Pour Amar Lasfar, recteur de la mosquée de Lille-Sud, la Une de Charlie Hebdo, sorti ce mercredi est "offensante" mais il appelle les musulmans à garder leur sang-froid.
Président des organisations islamiques de France, recteur de la mosquée de Lille-Sud, Amar Lasfar, invité d'Europe 1, a réagi à la "Une" choisie par la rédaction de Charlie Hebdo, pour son premier numéro post-attentat croquant en Une Mahomet la larme à l'oeil et cette phrase "Tout est pardonné". Il n'a pas caché son trouble devant ce qu'il considère comme une nouvelle provocation.
"Elle va être mal vécue par les musulmans. Les musulmans ont défilé en hommage aux victimes de Charlie Hebdo, a affirmé Amar Lasfar. Ils sont pour la liberté d'expression, ils l'ont prouvé en descendant dans la rue. Malheureusement, on ressort encore une fois des caricatures. (...) J'espère que tout sera pardonné. Mais j’aurais bien aimé qu’on agisse autrement, que l’on fasse passer la pédagogie autrement, le respect avant. Mais bon, bien sûr, je vais appeler les musulmans à garder leur sang-froid, à ne pas répondre à la provocation."
Après cet appel au calme, Amar Lasfar a ajouté : "Mais ça reste toujours quelque chose d'offensant pour tous les musulmans de France."

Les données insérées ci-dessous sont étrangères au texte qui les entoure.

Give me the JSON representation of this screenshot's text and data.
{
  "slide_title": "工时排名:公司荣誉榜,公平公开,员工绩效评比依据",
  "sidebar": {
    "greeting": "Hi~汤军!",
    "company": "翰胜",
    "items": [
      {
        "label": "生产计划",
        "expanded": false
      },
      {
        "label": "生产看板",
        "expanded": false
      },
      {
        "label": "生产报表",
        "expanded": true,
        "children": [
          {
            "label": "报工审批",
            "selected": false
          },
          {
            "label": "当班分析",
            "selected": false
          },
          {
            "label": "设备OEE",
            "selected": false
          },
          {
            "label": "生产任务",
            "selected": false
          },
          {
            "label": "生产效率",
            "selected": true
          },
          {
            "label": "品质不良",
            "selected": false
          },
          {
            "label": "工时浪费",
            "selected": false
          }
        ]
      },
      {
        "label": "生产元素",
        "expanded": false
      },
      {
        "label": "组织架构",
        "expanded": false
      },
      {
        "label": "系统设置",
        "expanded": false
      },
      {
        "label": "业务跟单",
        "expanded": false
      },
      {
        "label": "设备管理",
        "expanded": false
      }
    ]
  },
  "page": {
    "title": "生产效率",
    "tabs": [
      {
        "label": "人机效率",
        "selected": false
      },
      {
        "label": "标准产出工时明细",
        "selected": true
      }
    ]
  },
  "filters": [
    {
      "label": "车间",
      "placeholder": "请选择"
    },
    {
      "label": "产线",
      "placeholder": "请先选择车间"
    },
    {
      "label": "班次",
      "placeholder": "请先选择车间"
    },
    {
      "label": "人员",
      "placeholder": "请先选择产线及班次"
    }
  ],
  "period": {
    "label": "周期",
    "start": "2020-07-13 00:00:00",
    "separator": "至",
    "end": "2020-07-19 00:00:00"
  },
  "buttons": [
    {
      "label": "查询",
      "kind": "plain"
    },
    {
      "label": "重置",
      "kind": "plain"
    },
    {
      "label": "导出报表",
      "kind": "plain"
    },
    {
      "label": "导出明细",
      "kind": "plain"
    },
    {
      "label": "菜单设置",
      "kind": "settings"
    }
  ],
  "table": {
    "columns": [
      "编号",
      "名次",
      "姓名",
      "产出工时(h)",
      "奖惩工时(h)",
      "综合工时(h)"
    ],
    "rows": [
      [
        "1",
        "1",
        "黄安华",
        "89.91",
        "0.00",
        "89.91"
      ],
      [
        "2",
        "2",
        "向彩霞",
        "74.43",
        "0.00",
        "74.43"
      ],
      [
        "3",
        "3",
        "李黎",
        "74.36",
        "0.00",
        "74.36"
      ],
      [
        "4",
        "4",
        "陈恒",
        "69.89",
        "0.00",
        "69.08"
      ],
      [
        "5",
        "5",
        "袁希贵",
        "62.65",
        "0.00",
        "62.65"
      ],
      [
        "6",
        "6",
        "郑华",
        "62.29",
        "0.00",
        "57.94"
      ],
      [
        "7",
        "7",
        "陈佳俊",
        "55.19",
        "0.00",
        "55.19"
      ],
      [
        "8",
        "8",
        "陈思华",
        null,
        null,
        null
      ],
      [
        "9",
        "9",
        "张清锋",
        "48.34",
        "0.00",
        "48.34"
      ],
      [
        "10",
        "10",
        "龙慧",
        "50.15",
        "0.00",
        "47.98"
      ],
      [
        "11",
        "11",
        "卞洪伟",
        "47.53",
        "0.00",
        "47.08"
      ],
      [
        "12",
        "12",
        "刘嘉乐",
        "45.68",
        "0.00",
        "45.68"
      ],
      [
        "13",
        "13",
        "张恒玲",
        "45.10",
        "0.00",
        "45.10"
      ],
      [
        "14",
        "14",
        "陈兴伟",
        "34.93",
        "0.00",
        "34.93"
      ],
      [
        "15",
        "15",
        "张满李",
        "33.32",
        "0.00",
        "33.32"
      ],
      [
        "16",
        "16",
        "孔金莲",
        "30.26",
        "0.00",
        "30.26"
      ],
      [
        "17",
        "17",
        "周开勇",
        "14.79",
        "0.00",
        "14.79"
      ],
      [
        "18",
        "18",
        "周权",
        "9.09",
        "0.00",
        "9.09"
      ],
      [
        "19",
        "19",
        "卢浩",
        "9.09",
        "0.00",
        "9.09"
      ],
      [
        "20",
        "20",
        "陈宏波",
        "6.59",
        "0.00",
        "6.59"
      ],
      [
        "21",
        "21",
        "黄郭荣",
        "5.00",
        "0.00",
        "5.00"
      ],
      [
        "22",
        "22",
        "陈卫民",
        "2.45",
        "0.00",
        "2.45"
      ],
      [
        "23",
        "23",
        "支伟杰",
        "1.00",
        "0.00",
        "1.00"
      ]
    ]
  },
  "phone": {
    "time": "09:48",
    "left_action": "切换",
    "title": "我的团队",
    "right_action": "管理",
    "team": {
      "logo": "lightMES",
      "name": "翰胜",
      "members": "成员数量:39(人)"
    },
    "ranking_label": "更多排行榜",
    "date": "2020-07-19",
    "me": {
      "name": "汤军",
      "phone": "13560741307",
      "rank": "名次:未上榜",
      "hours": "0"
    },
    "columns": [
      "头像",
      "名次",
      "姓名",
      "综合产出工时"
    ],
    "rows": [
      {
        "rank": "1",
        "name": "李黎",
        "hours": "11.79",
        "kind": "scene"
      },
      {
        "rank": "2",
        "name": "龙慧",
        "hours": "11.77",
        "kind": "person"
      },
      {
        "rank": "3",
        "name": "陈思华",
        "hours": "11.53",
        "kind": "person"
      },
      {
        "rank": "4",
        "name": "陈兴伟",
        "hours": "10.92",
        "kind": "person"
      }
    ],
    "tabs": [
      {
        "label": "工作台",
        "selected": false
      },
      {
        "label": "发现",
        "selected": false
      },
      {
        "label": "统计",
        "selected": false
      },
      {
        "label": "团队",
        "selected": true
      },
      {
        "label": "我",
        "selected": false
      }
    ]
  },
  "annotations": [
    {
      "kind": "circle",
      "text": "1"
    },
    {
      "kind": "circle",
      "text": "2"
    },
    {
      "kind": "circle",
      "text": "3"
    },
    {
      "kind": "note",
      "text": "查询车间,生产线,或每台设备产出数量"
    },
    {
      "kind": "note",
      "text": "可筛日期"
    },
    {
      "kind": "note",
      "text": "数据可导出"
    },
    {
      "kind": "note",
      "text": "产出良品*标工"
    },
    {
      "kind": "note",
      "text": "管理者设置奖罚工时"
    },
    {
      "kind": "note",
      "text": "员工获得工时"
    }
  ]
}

Cette position rejoint celle de nombreuses voix musulmanes dans le monde entier. L'Union mondiale des oulémas musulmans, dirigée par le prédicateur Youssef al-Qaradaoui, a estimé qu'il n'était "pas sage" de publier de nouveaux dessins du prophète Mahomet, comme le font mercredi de nombreux journaux dans le monde, par solidarité avec Charlie Hebdo. "Il n'est ni raisonnable ni logique, ni sage de publier les dessins et les films offensant le prophète ou attaquant l'islam", écrit dans un long communiqué cet organisme, basé au Qatar et présidé par le prédicateur qatari d'origine égyptienne, Youssef al-Qaradaoui, considéré comme l'éminence grise des Frères musulmans.
Provocation ?
Al-Azhar, la principale autorité de l'islam sunnite basée en Egypte, a estimé que la Une de Charlie Hebdo allait "attiser la haine". Aux Etats-Unis, pays qui a inscrit la liberté d'expression dans sa Constitution mais où la satire religieuse est taboue, la plupart des journaux nationaux ont reproduit le dessin du prophète Mahomet, sauf le New York Times, qui publie un article intitulé: "Toujours en deuil, mais avec une nouvelle provocation: Mahometà la Une", sans montrer la caricature.
Dans la plupart des pays d'Europe, les journaux ou sites web reproduisent cette Une. En Grande-Bretagne cependant, The Independent est le seul des grands journaux à la publier dans sa version papier.